Don’t wait until you feel “ready.” If you’re curious, open to reflection, and want to work in a more meaningful way (personally or professionally) the learning will meet you where you are. And be prepared. It will shift more than just your career.
Looking back at doing your diploma, what has been its lasting impact on you as a person and you as a coach?
As a person, it gave me a new level of self-awareness and presence. I listen differently, I question differently, and I don’t rush to fix. As a coach, it gave me a strong foundation to work with depth and integrity. I coach senior women navigating complex, often unspoken transitions, and I credit the diploma for helping me hold that space without defaulting to solutions. It taught me how to really listen. Not just to what’s said, but to what’s behind it.
Can you tell us more about your personal coaching model and how this has evolved since doing the diploma?

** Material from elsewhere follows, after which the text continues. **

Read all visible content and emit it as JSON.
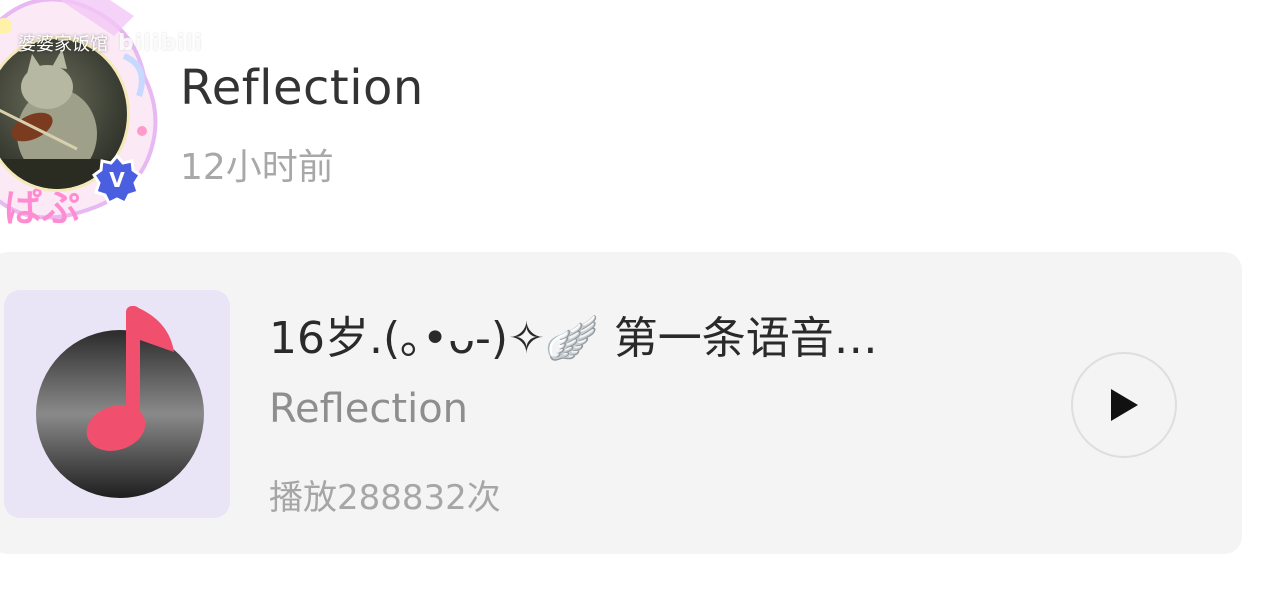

My coaching model is centred around helping clients think clearly and move forward with decisions that reflect who they are now, not who they were five or ten years ago. I work with senior women who are often at a crossroads. On paper, everything looks successful, but internally, they’re questioning what still fits and what needs to change.
My role is to create space for them to step out of the constant doing, get honest about what’s no longer working, and start working out what would. Since the diploma, I’ve brought in additional tools from career change coaching and emotional intelligence work. But the heart of the process remains the same: helping clients slow down, think for themselves, and build clarity they can act on.
You now work as an executive coach and set up your own practice in 2023; can you tell us about the type of clients you are working with?
I work primarily with midlife women in senior roles across consulting, law, finance, and other high-pressure industries. They’re smart, capable, and externally successful. But internally, they’re often running on empty. Many are questioning whether their current path still fits. They don’t always call it burnout, but they know something has to change. My clients are not looking for motivation. They’re looking for clarity, permission, and a plan.
What are some of the issues and opportunities you coach people around?
Key themes include career crossroads (stay, step up, or move on), managing overwhelm, rebuilding confidence after burnout, and finding a new definition of success that actually fits.
I also work with clients around leadership identity, especially when what’s worked in the past starts to feel misaligned. The opportunity is in helping them lead from a place that feels clearer, calmer, and more sustainable, both in work and in life
You have gone onto become a member of the ICF. What are your long-term plans for professional credentialling?
I’ve achieved my ACC and plan to pursue PCC over the next 12 to 18 months. I see credentialing as part of my commitment to high standards and continuous development. Not just for my clients, but for myself. I want my work to reflect not just experience, but excellence.
Can you share a success story or testimonial from one of your clients that highlights the impact of your coaching?
One of my clients, a senior manager in a global consultancy, came into coaching feeling stuck and overwhelmed. She wasn’t sure whether to push for promotion or walk away completely. Through our sessions, she gained clarity about what mattered most to her and redesigned her current role to better support her wellbeing, values, and goals. She later shared:
"Coaching with Laura gave me the space to actually hear myself think again. I stopped spiralling and started making decisions with calm confidence."
What do you find most rewarding about your work as a coach?
The moment a client realises they’re not broken. They’ve just outgrown something. Seeing them move from stuck to steady, from second-guessing to self-led; that’s the shift that keeps me doing this work. It’s not about fixing people. It’s about helping them trust themselves again.
Our deepest gratitude to Laura for sharing her personal experience of coach training with the AoEC.